[motivation]
Probability theory, as studied in a first course, is largely a theory of independence. We toss a coin repeatedly, roll dice in sequence, draw from an urn with replacement — in each case, the outcome of one trial tells us nothing about the next. This independence assumption is mathematically convenient and allows us to prove powerful results: the law of large numbers, the central limit theorem, and so on. But it is also, frankly, an idealization.
In the real world, consecutive observations are almost never independent. The weather tomorrow is not independent of the weather today. The queue length at a service counter at 3pm is not independent of the queue length at 2pm. The price of a stock next week is not independent of its price this week. If we wish to model such phenomena mathematically, we need a theory of *dependent* random variables.
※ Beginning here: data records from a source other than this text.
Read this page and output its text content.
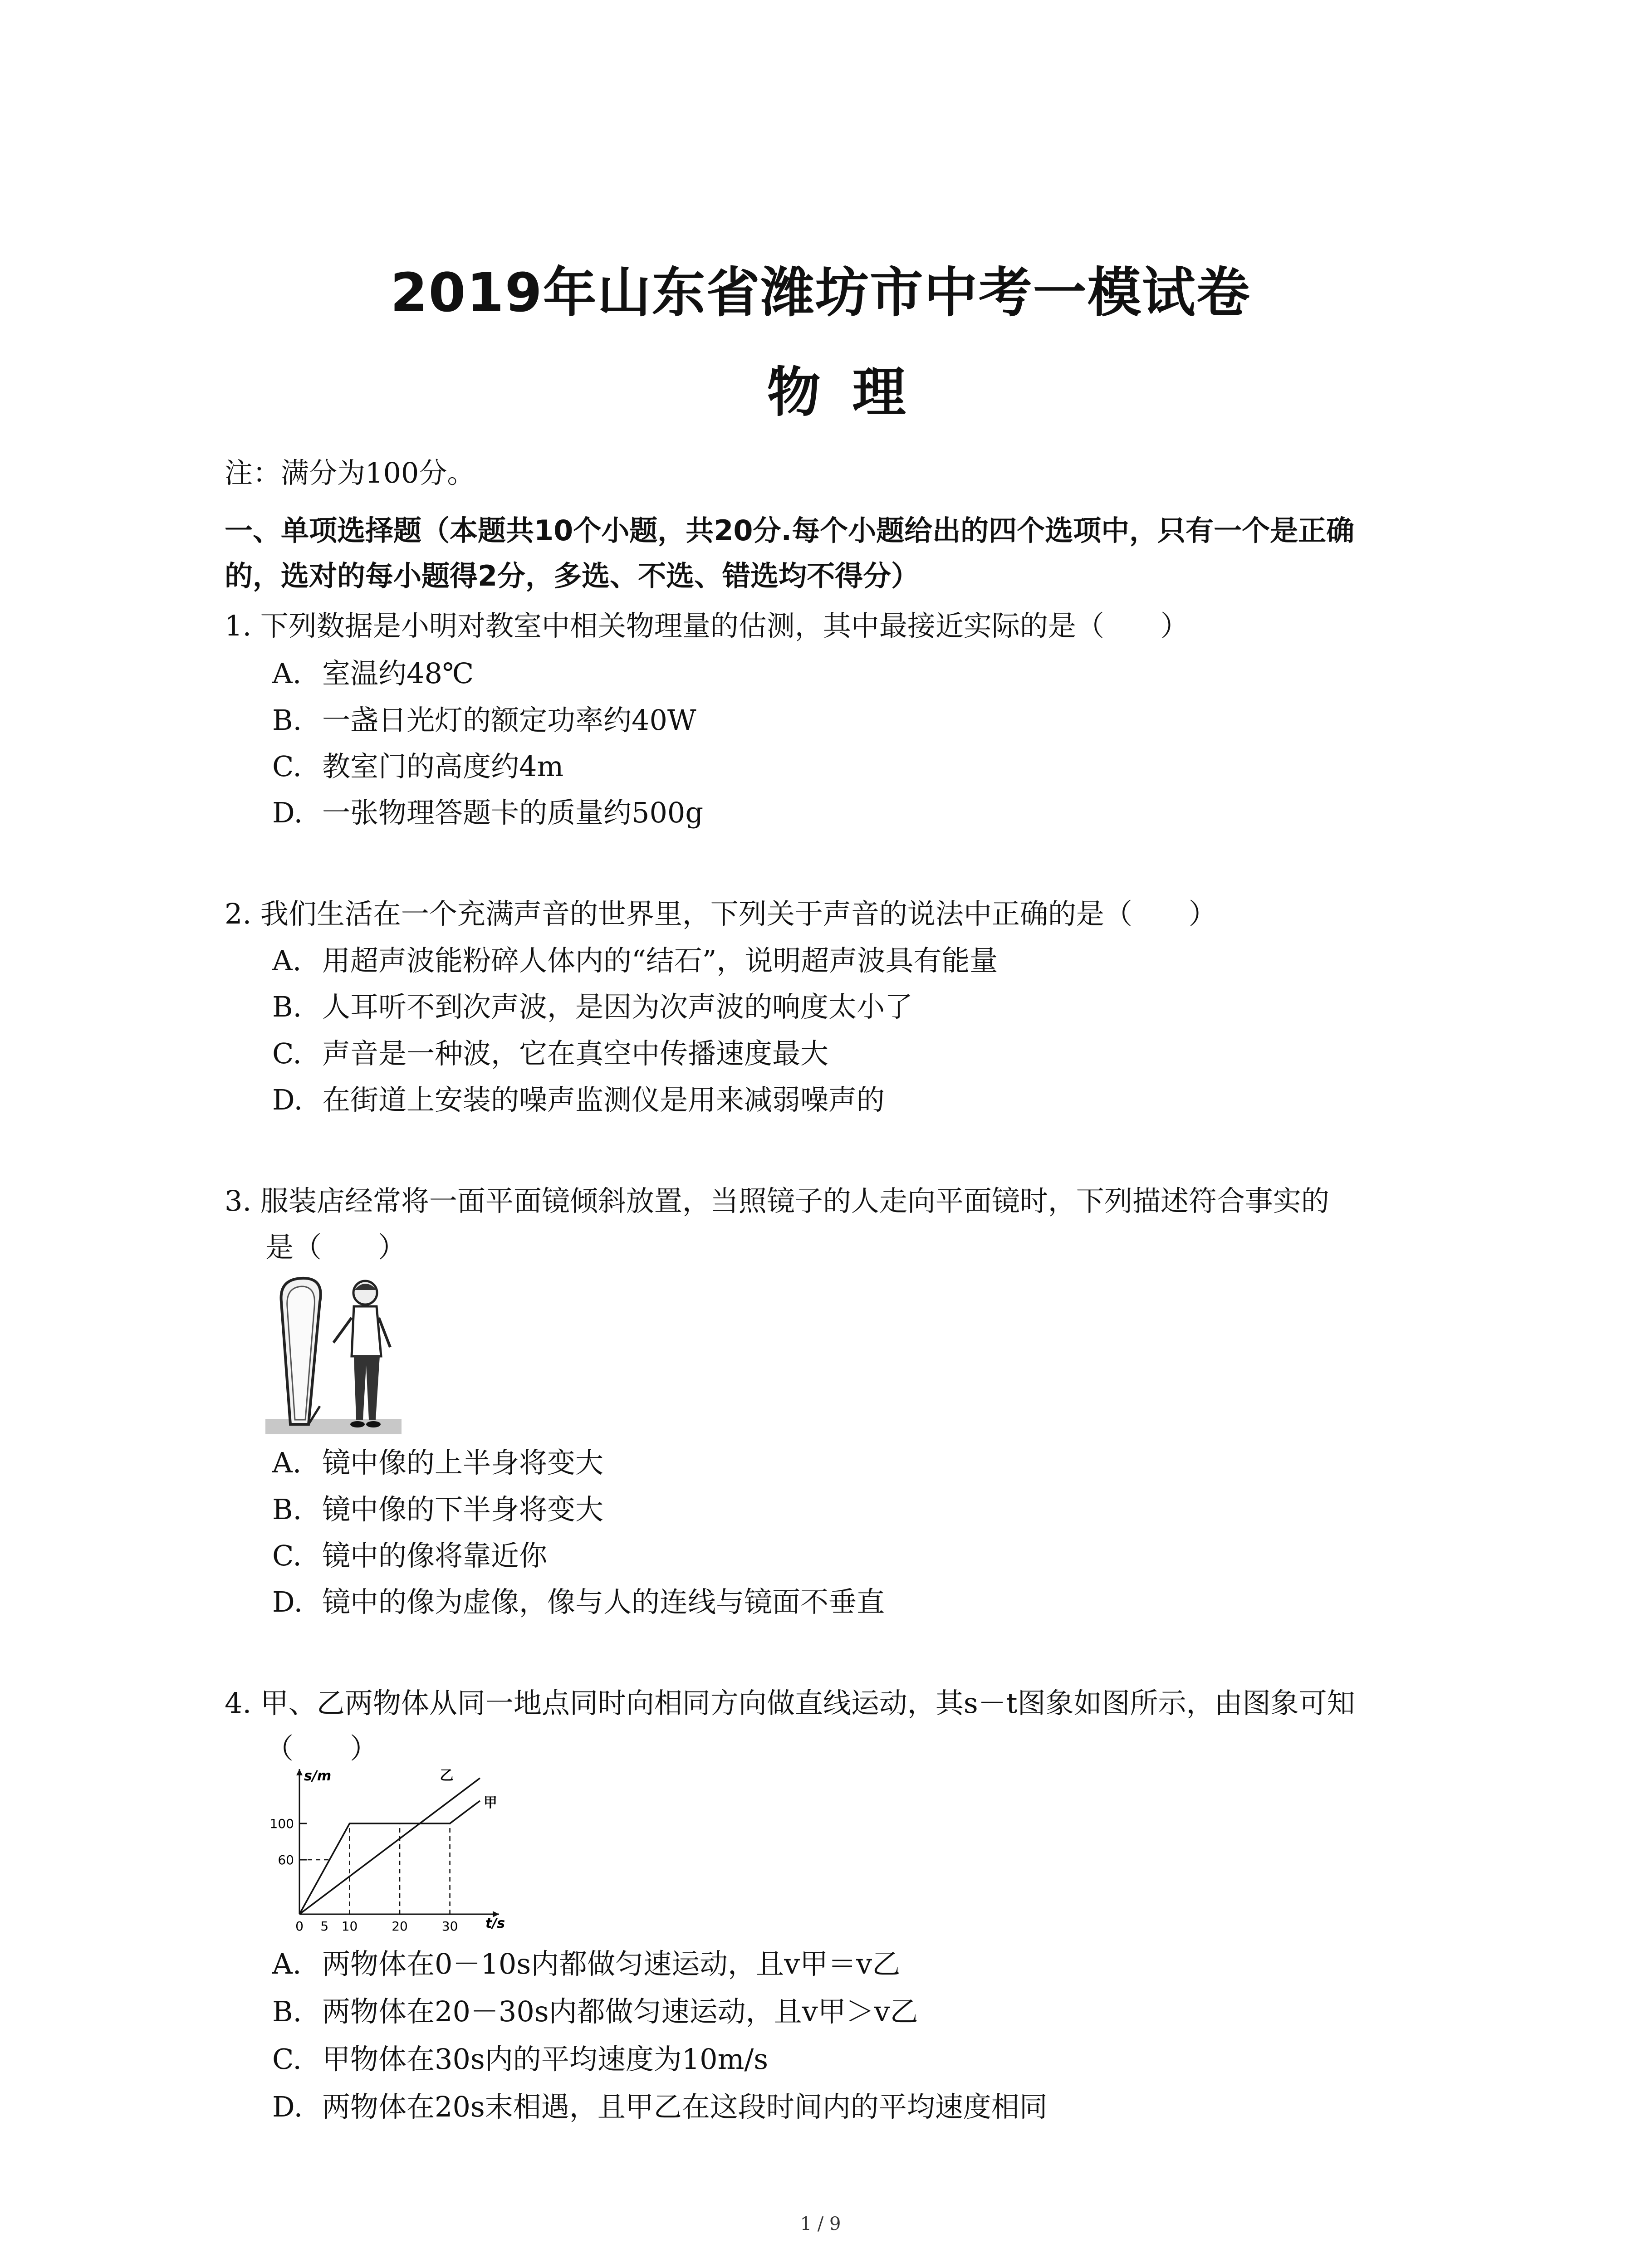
2019年山东省潍坊市中考一模试卷
物理
注：满分为100分。
一、单项选择题（本题共10个小题，共20分.每个小题给出的四个选项中，只有一个是正确
的，选对的每小题得2分，多选、不选、错选均不得分）
1. 下列数据是小明对教室中相关物理量的估测，其中最接近实际的是（　　）
A. 室温约48℃
B. 一盏日光灯的额定功率约40W
C. 教室门的高度约4m
D. 一张物理答题卡的质量约500g
2. 我们生活在一个充满声音的世界里，下列关于声音的说法中正确的是（　　）
A. 用超声波能粉碎人体内的“结石”，说明超声波具有能量
B. 人耳听不到次声波，是因为次声波的响度太小了
C. 声音是一种波，它在真空中传播速度最大
D. 在街道上安装的噪声监测仪是用来减弱噪声的
3. 服装店经常将一面平面镜倾斜放置，当照镜子的人走向平面镜时，下列描述符合事实的
是（　　）
A. 镜中像的上半身将变大
B. 镜中像的下半身将变大
C. 镜中的像将靠近你
D. 镜中的像为虚像，像与人的连线与镜面不垂直
4. 甲、乙两物体从同一地点同时向相同方向做直线运动，其s－t图象如图所示，由图象可知
（　　）
s/m
t/s
0 5 10	20	30
60
100
甲
乙
A. 两物体在0－10s内都做匀速运动，且v甲＝v乙
B. 两物体在20－30s内都做匀速运动，且v甲＞v乙
C. 甲物体在30s内的平均速度为10m/s
D. 两物体在20s末相遇，且甲乙在这段时间内的平均速度相同
1 / 9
The difficulty is that "dependence" is an enormously broad concept. Given two random variables $X$ and $Y$, knowing that they are dependent tells us very little about their joint structure. Their relationship could be simple or extraordinarily complex, monotone or oscillatory, local or non-local. Without further assumptions, very little can be said in general, and essentially no theory can be built.
This parallels the situation in analysis. Given a function $f: \mathbb{R} \to \mathbb{R}$, knowing merely that $f$ exists tells us nothing useful. But if we assume $f$ is continuous, or differentiable, or convex, a rich theory opens up. The structural assumption is what makes the mathematics tractable.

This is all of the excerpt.